= Collectif contre les expulsions (CCLE) =

The Collectif contre les expulsions (CCLE) is an independent organization created in 1998 in Brussels to defend freedom of movement and to support illegal immigrants detained in immigrant detention centres managed by the Belgian Immigration Office. Almost 8,000 people awaiting expulsion or rejection orders are detained in such detention centres.

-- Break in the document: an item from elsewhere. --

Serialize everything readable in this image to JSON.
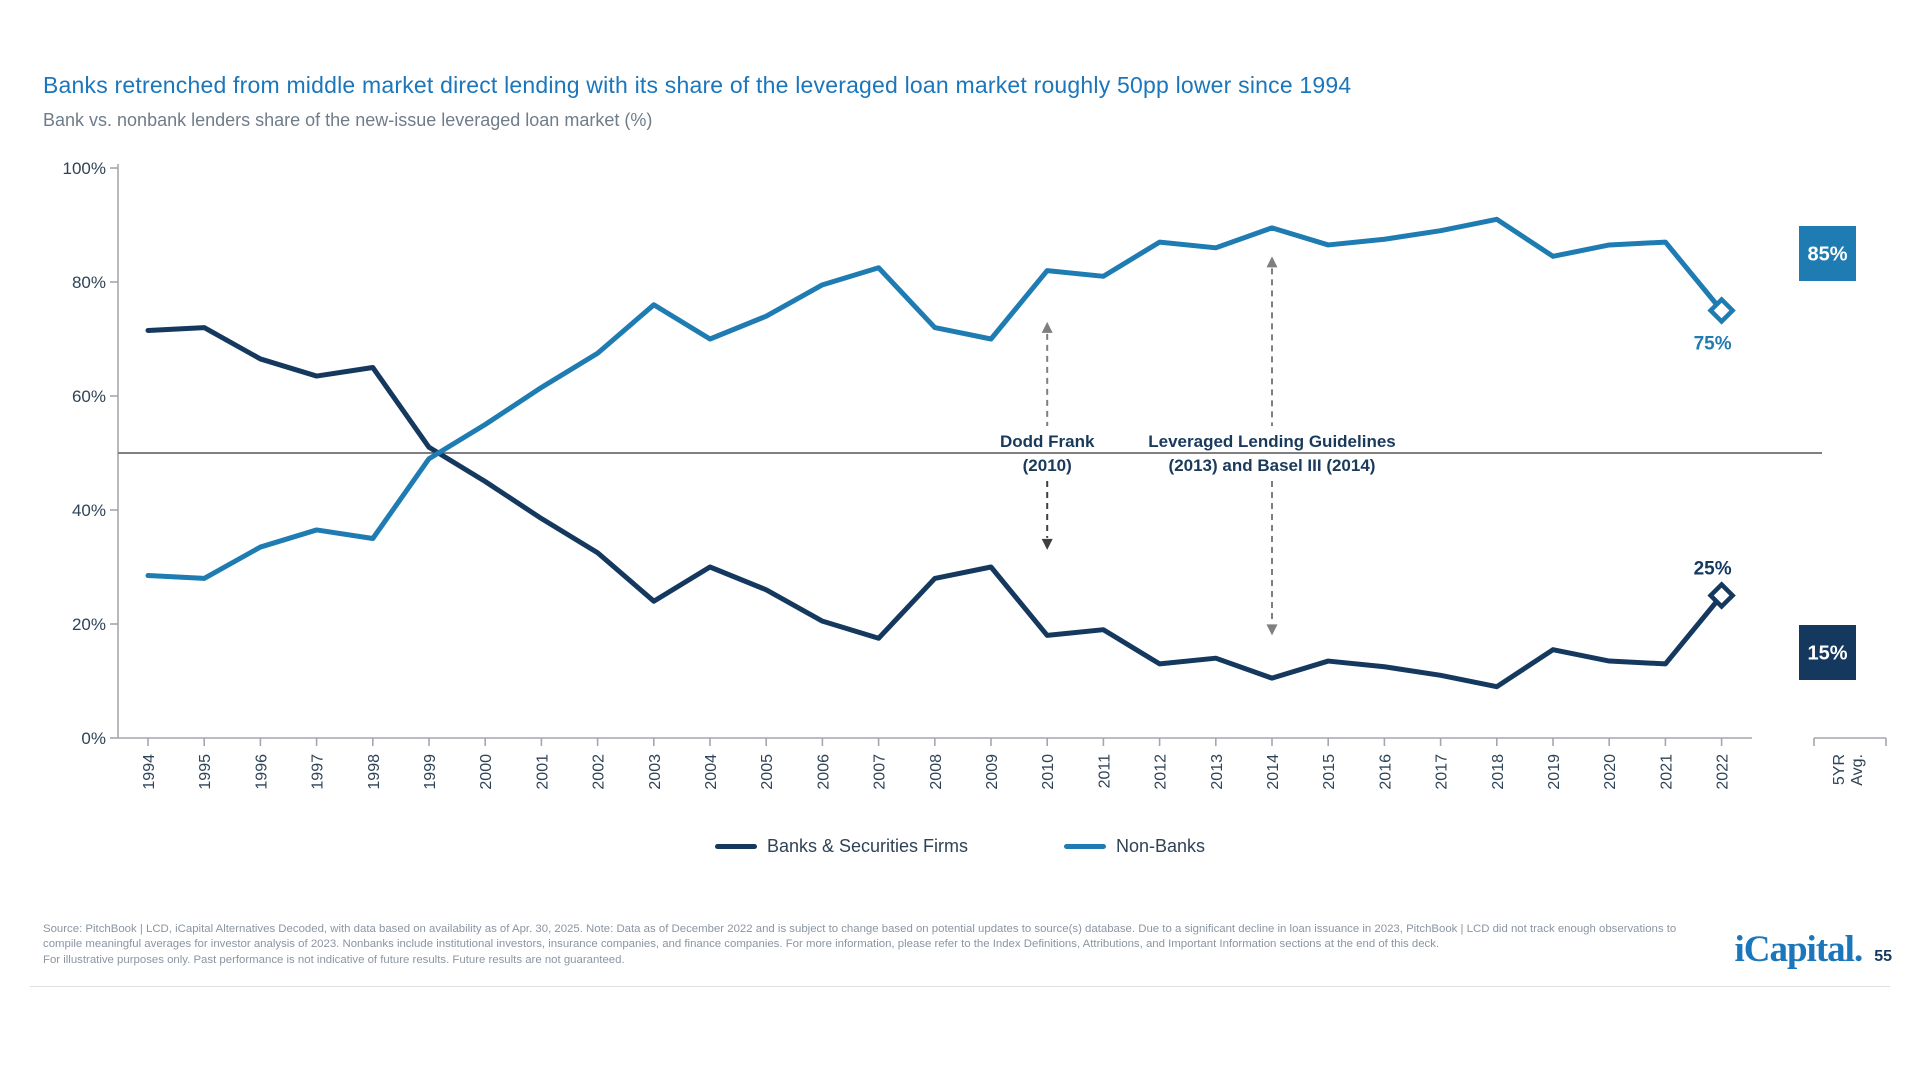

Giving priority to nonviolent resistance and civil disobedience, the CCLE does not assume a position "for" illegal immigrants but "with" them.

==Legislation==
In Belgium, the General Directorate of the Immigration Office is charged with foreign policy. Fundamental rules are mentioned in the Law of 15 December 1980 on the access to the territory, stay, establishment, and return of foreigners and in a royal order of 8 October 1981. Article 77 of this law punishes "everyone who knowingly helps a foreigner […] illegally to enter or remain" with imprisonment from 8 days up to three months and a fine of from 1,700 up to 6,000 euros. According to the same law, this rule "will not apply if the aid or assistance to such foreigners was offered for primarily humanitarian reasons".

Existing legislation has been tightened with the Law of 13 April 1995 incorporating all the measures necessary for the Suppression of the Traffic in Persons and Child Pornography with the aim of introducing more serious punishments against organised crime.